I saw the movie. I saw it the first day it came out, in one of the first screenings. I couldn't wait to jump into it. And for the first 30 minutes or so, I was really digging it.

But then something stupid happened. Then another fortuitous dodge, another lucky duck, another chase scene, another witty line dropped perfectly post-action scene-climax, another wink at the camera, another unBElievable coincidence, another shot of the inarticulate brooding villain in his cavernous pointy Death Star, another Ewok scene (yes, by Zeus' beard there's an actual Ewok in this movie (Scotty's sidekick)), another shot of Winona Ryder attempting to emote...and...I'd had enough.

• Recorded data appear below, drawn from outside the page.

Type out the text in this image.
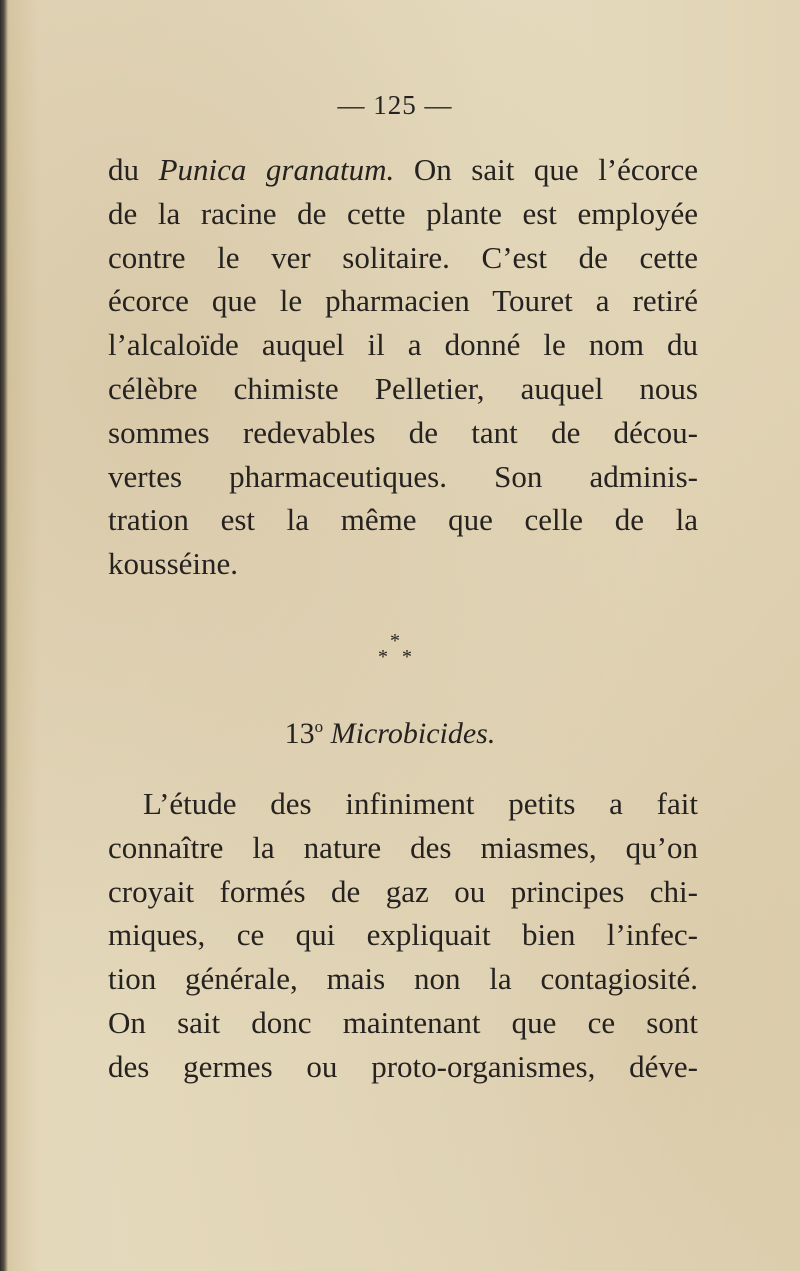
— 125 —
du Punica granatum. On sait que l’écorce
de la racine de cette plante est employée
contre le ver solitaire. C’est de cette
écorce que le pharmacien Touret a retiré
l’alcaloïde auquel il a donné le nom du
célèbre chimiste Pelletier, auquel nous
sommes redevables de tant de décou-
vertes pharmaceutiques. Son adminis-
tration est la même que celle de la
kousséine.
*
**
13$^o$ Microbicides.
L’étude des infiniment petits a fait
connaître la nature des miasmes, qu’on
croyait formés de gaz ou principes chi-
miques, ce qui expliquait bien l’infec-
tion générale, mais non la contagiosité.
On sait donc maintenant que ce sont
des germes ou proto-organismes, déve-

This is an action movie. Don't get me wrong, I like action movies. I like action movies because they're an excuse to have a carefree 2 hours and down a bucket of popcorn. But Star Trek is supposed to be something more than that. It is supposed to have a message. Yeah, that means it won't always be as popular as franchises like Star Wars or Die Hard. But it will be better. And by trying to blend those two popular film series and slapping the name "Star Trek" on the regurgitated steaming pile of excrement you've produced, you're devaluing the series overall. And that pisses me off.

Yes, I'm a geek, and yes there's a great Onion story that essentially zings me (see below), but at least I'm not completely alone in this view. Roger Ebert essentially agrees with me (or less presumptively, I with him). So I guess I'll have to take solace in that.